Although called a Death Cafe

Death Cafe returns to Nelson

Although called a Death Cafe, this fall’s series at Kalein Hospice Centre is a living conversation.

Kalein Hospice Centre is bringing back its popular Death Cafe. Beginning this fall, a series of three cafes are scheduled for Sept. 23, Oct. 21, and Nov. 25. Everyone is welcome to attend one, two, or all three.

Death Café (deathcafe.com) is part of an international movement that was started in 2011.

There are now over 500 registered cafes in 31 countries. The movement is part of a growing openness and shifting attitudes to the end of life, reflected in the emergence of death doulas, funeral celebrants, alternatives to conventional ceremonies, online forums and debates about end-of-life care, etc.

As the founder saw it, “Western society has long outsourced discussions about death to doctors, nurses, priests and undertakers. The result is that we have lost control of one of the most significant events we ever have to face.”

Rosalyn Cormier, who co-facilitated the Death Cafes at Kalein last spring, will be returning for the fall series.

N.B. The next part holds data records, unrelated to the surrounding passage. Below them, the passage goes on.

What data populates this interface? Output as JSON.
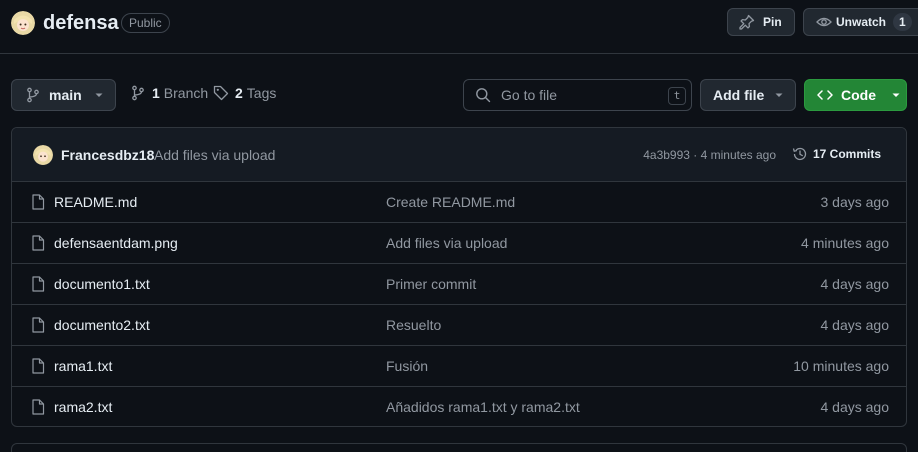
{
  "repo": {
    "name": "defensa",
    "visibility": "Public"
  },
  "actions": {
    "pin_label": "Pin",
    "unwatch_label": "Unwatch",
    "watch_count": "1"
  },
  "toolbar": {
    "branch": "main",
    "branch_count": "1",
    "branch_label": "Branch",
    "tag_count": "2",
    "tag_label": "Tags",
    "search_placeholder": "Go to file",
    "search_shortcut": "t",
    "add_file_label": "Add file",
    "code_label": "Code"
  },
  "latest_commit": {
    "author": "Francesdbz18",
    "message": "Add files via upload",
    "meta": "4a3b993 · 4 minutes ago",
    "commits_label": "17 Commits"
  },
  "files": [
    {
      "name": "README.md",
      "commit": "Create README.md",
      "date": "3 days ago"
    },
    {
      "name": "defensaentdam.png",
      "commit": "Add files via upload",
      "date": "4 minutes ago"
    },
    {
      "name": "documento1.txt",
      "commit": "Primer commit",
      "date": "4 days ago"
    },
    {
      "name": "documento2.txt",
      "commit": "Resuelto",
      "date": "4 days ago"
    },
    {
      "name": "rama1.txt",
      "commit": "Fusión",
      "date": "10 minutes ago"
    },
    {
      "name": "rama2.txt",
      "commit": "Añadidos rama1.txt y rama2.txt",
      "date": "4 days ago"
    }
  ],
  "colors": {
    "background": "#0d1117",
    "border": "#30363d",
    "code_button": "#238636"
  },
  "icons": [
    "avatar",
    "pin-icon",
    "eye-icon",
    "git-branch-icon",
    "tag-icon",
    "search-icon",
    "code-icon",
    "history-icon",
    "file-icon",
    "chevron-down-icon"
  ]
}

She is a local counsellor and funeral celebrant who has been exploring multicultural approaches to being with death, grief and loss.

In describing her experiences, Cormier comments that “At every cafe I have learned something new, and my own perceptions of death and dying change and expand to embrace the views and experiences that others share. I really like that the cafes are attracting people of such diverse ages and life experience so we can learn so much from each other.”

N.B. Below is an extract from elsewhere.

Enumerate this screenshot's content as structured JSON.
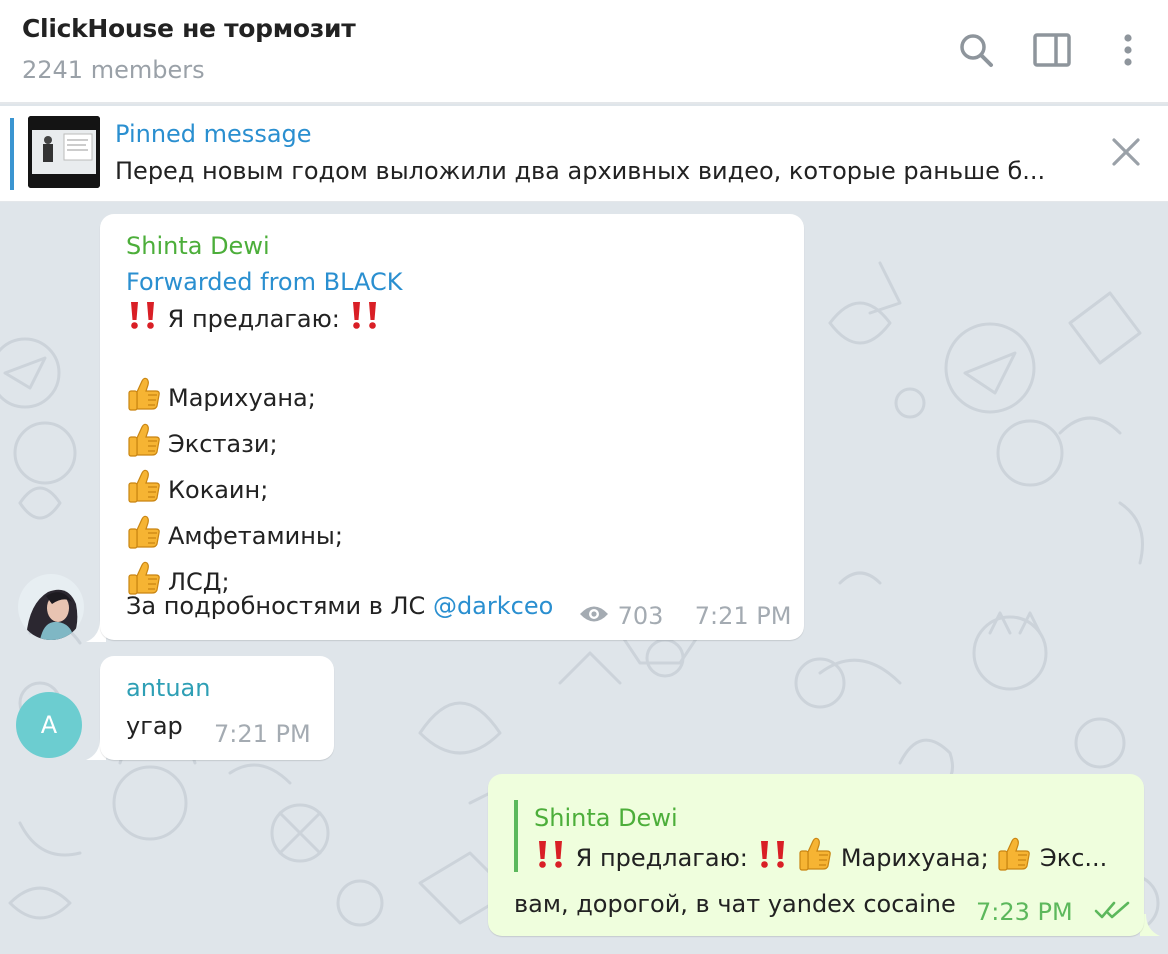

Cormier is excited to welcome a second facilitator to the cafes this fall, Millie Cumming. She is a counsellor/art therapist with years of experience working in hospice care.

She is also a member of faculty at the Kutenai Art Therapy Institute.

“It’s a great pleasure for me to participate in this international movement that invites respectful dialogue and reflection on a topic that is not often encouraged or welcomed in our culture,” Cumming says.

“We knew there was a hunger in the community for the opportunity to have a meaningful conversation about death, but we were still amazed at how quickly the cafes filled up,” says Kim Bater, Kalein’s executive director. “We expect that the fall series will, likewise, fill quickly.”

In describing what participants can expect at the cafe, Cormier says “These cafes are a warm and respectful space, in which we can explore the many dimensions of what death is for each of us, around a cup of tea and cake.

“I have been deeply moved to see and hear what people have discovered, and by what they have given to each other, in this living conversation.

“By slowing down and inviting a deeper listening, we open ourselves to uncharted territory. In this space we can support one another to find the courage to stay present to the tenderness, heartbreak, deep love, fear and gratitude, which are all part of this mystery of life and death.”

The Death Cafes are limited to 35 participants and fill quickly. Participation is by donation, however, advance registration is required.